«Il carcere, questo carcere, dovrebbe essere abolito». Non ha dubbi Gherardo Colombo, ex magistrato con alle spalle inchieste come la Loggia P2, il delitto Ambrosoli, Mani pulite, i processi Imi-Sir/Lodo Mondadori/Sme. Laureato dell’ateneo di largo Gemelli e attualmente presidente dell’editrice Garzanti Libri, l’ex Pm di Mani pulite ha incontrato gli studenti della sede di Piacenza per parlare di "perdono responsabile”. «Premesso che chi è pericoloso deve stare da un’altra parte, non in mezzo alla società civile - ha affermato - è comunque interesse della cittadinanza che le persone che abbiano commesso un reato vengano recuperate piuttosto che escluse. Ma questo, oggi, non succede».
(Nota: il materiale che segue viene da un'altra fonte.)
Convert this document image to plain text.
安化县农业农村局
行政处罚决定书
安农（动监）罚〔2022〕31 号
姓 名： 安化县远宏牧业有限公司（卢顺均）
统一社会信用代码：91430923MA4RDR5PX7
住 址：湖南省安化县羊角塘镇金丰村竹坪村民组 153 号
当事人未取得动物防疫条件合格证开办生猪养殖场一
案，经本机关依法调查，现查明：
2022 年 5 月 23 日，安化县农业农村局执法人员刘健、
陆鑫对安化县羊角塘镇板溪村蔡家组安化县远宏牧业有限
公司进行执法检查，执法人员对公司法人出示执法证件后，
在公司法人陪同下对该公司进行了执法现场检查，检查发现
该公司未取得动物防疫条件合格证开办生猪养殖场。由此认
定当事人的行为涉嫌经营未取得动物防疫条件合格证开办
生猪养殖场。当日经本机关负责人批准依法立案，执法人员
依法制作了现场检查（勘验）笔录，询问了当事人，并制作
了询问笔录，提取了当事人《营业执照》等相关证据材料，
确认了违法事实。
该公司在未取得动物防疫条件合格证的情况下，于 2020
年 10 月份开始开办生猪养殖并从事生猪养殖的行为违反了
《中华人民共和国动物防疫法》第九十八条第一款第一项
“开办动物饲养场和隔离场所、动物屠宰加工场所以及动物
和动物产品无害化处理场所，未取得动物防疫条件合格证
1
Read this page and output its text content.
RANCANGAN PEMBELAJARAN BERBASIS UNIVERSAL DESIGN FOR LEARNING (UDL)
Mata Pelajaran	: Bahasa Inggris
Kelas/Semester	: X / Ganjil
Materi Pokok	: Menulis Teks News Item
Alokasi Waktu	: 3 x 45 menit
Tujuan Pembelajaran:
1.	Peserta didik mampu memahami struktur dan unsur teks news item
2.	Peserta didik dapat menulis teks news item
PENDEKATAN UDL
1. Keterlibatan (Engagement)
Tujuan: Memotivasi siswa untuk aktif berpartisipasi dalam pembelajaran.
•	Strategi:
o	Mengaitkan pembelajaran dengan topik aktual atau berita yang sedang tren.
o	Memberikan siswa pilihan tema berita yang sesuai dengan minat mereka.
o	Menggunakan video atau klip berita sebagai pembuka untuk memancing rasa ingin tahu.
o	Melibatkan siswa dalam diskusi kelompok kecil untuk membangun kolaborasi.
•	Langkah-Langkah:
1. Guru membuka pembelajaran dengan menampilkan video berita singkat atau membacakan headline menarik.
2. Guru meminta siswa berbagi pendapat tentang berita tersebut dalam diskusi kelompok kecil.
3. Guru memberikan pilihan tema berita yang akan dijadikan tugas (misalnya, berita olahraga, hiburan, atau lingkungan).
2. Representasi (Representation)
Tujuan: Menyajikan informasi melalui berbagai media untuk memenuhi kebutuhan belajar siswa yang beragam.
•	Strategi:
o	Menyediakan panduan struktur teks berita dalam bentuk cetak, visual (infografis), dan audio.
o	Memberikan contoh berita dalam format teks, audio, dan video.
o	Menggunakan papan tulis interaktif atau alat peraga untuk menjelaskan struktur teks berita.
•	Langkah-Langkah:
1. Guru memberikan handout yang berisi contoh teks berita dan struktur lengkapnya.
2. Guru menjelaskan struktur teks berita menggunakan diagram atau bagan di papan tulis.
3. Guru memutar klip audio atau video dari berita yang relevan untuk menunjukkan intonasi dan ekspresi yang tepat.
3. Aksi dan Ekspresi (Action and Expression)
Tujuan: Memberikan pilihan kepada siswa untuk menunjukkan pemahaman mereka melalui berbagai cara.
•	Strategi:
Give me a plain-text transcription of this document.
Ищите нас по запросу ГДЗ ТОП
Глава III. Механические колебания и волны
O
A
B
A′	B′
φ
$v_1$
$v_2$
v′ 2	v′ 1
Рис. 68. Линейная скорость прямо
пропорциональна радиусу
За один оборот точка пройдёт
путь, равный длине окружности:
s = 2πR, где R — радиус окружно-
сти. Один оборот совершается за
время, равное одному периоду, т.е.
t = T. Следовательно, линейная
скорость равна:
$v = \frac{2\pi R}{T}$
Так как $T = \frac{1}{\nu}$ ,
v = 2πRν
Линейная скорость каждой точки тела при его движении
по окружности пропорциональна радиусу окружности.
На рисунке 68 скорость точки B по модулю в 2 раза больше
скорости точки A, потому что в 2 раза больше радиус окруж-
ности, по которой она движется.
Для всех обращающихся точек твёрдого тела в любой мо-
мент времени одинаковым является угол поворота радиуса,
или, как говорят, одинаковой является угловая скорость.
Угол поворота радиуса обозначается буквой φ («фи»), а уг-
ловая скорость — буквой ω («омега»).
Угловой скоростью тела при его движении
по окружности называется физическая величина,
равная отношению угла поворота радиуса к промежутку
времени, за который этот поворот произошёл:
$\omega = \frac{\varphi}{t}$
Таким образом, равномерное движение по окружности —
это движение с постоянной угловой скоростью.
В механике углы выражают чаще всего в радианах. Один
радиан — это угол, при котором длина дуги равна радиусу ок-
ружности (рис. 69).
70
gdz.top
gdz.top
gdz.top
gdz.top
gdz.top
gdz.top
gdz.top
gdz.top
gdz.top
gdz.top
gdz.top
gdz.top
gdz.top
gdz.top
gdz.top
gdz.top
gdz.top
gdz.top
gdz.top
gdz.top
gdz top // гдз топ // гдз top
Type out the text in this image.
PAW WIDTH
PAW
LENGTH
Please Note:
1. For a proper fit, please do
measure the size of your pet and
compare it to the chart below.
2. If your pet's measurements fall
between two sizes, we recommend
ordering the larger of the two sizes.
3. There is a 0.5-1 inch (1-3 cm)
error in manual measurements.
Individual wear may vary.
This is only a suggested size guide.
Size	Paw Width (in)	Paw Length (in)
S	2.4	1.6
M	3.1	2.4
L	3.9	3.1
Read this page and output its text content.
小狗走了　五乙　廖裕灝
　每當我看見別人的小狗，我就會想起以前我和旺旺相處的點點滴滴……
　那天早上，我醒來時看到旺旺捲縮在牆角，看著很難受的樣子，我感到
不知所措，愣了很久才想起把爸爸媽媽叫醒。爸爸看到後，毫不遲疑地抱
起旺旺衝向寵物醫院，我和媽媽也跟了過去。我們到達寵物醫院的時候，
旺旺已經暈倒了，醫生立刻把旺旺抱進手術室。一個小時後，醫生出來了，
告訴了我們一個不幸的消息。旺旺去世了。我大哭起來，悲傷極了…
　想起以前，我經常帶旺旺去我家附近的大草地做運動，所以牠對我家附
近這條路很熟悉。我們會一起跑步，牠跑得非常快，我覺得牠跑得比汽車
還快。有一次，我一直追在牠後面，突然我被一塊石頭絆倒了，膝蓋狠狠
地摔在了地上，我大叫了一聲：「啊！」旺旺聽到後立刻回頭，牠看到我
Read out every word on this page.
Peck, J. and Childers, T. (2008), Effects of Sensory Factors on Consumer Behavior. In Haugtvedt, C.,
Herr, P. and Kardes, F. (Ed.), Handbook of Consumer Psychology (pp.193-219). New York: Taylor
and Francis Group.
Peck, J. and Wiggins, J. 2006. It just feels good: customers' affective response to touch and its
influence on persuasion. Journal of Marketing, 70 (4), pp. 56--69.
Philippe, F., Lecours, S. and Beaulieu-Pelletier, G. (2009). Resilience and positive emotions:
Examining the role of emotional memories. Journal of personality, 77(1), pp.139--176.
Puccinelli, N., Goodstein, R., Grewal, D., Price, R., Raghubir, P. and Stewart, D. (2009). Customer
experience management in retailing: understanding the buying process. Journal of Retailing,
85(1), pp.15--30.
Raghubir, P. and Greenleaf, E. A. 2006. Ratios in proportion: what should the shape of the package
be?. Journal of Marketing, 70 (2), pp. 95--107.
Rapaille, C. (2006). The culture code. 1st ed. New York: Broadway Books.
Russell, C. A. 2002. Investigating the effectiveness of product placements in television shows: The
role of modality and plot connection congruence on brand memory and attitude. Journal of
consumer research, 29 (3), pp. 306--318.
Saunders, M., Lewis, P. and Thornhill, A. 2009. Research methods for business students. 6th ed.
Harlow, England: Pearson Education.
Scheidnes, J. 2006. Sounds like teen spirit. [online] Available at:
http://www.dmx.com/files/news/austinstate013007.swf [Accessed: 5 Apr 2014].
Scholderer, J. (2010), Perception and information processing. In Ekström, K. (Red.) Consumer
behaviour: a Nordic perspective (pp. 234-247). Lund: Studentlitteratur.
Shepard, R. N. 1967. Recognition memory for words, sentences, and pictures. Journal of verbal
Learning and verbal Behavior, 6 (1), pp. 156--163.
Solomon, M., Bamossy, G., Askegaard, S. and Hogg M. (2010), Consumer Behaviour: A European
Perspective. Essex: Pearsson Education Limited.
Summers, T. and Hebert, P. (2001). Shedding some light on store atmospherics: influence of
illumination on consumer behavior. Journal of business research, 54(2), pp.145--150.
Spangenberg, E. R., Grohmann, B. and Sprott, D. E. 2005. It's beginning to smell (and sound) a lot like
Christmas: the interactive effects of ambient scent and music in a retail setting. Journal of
Per rispondere a questa esigenza, nel suo ultimo libro “Farla franca” (Longanesi, 2012) indaga le basi di un nuovo concetto e di nuove pratiche di giustizia che lentamente emergono negli ordinamenti internazionali e nel nostro. Pratiche che non riguardano solamente i tribunali e le carceri, ma incoraggiano un sostanziale rinnovamento nel tessuto profondo della nostra società: riguardano l’essenza stessa della convivenza civile. «Si può educare al bene attraverso il male? Quali sono le alternative alla punizione e alle pene tradizionali?»: queste le domande di fondo che hanno guidato Colombo nel confronto con i professori della facoltà di Giurisprudenza Francesco Centonze, Vincenzo Cariello, Antonio Chizzoniti, Luciano Eusebi, Alessandro Mangia, Claudia Mazzucato e la giornalista Carla Chiappini. Al centro del dibattito il sistema carcerario italiano e delle sue criticità. In sala, una folta schiera di studenti e il direttore del carcere di Piacenza Caterina Zurlo.
«È un metodo sbagliato cercare di educare una persona facendole del male - ha esordito Coombo -. Il nostro sistema detentivo non permette di recuperare nella società chi ha commesso dei crimini, ma fa maturare, con le privazioni che infligge, sentimenti di aggressività verso gli altri esseri umani, che portano il 68% dei carcerati a ricommettere un reato una volta ottenuta la libertà: questo va anche a discapito dei cittadini che non si sentono sicuri una volta che questa gente esce di prigione».
L'indagine del suo libro spiega infatti che esistono diversi metodi per recuperare i criminali: del resto la nostra costituzione parla di una pena che deve tendere alla rieducazione del condannato, a cui deve essere inflitto un trattamento che non ne leda la dignità. «La Costituzione ci parla di un modello educativo diverso da quello che usa grandemente la punizione come strumento di correzione, quello dell’educazione all’obbedienza. La Carta invece richiede un’educazione alla responsabilità. È un approccio molto più complesso, che prevede che tutti i cittadini si sentano responsabilizzati a esercitare il potere della sovranità a cui sono chiamati: questo costa fatica, impegno e mette in crisi i punti di riferimento consolidati a cui l’educazione all’obbedienza ci ha abituati».
Se il male non serve per correggere il male, e se tutte le persone hanno uguale dignità in quanto esseri umani, a prescindere dagli atti che commettono, allora occorre trovare una soluzione alternativa per combattere il male, occorre combattere il male con il bene, garantendo la sicurezza dei cittadina senza ledere la dignità del reo. «Una soluzione possibile – ha concluso l’ex Pm - è la pena riparativa, che mette a confronto la vittima con il condannato, nella ricerca di possibili soluzioni agli effetti dell’illecito e nell’impegno concreto per la riparazione delle sue conseguenze. In tal modo la vittima si vede riconosciuta e riesce ad avere un risarcimento morale, mentre il reo prende atto delle sue responsabilità e pone in essere le azioni necessarie a ricomporre il confitto e a rafforzare il senso di sicurezza collettivo. Purtroppo l'Italia ha ancora molto lavoro da fare in questo campo, ma sono fiducioso che con il tempo si potrà applicare».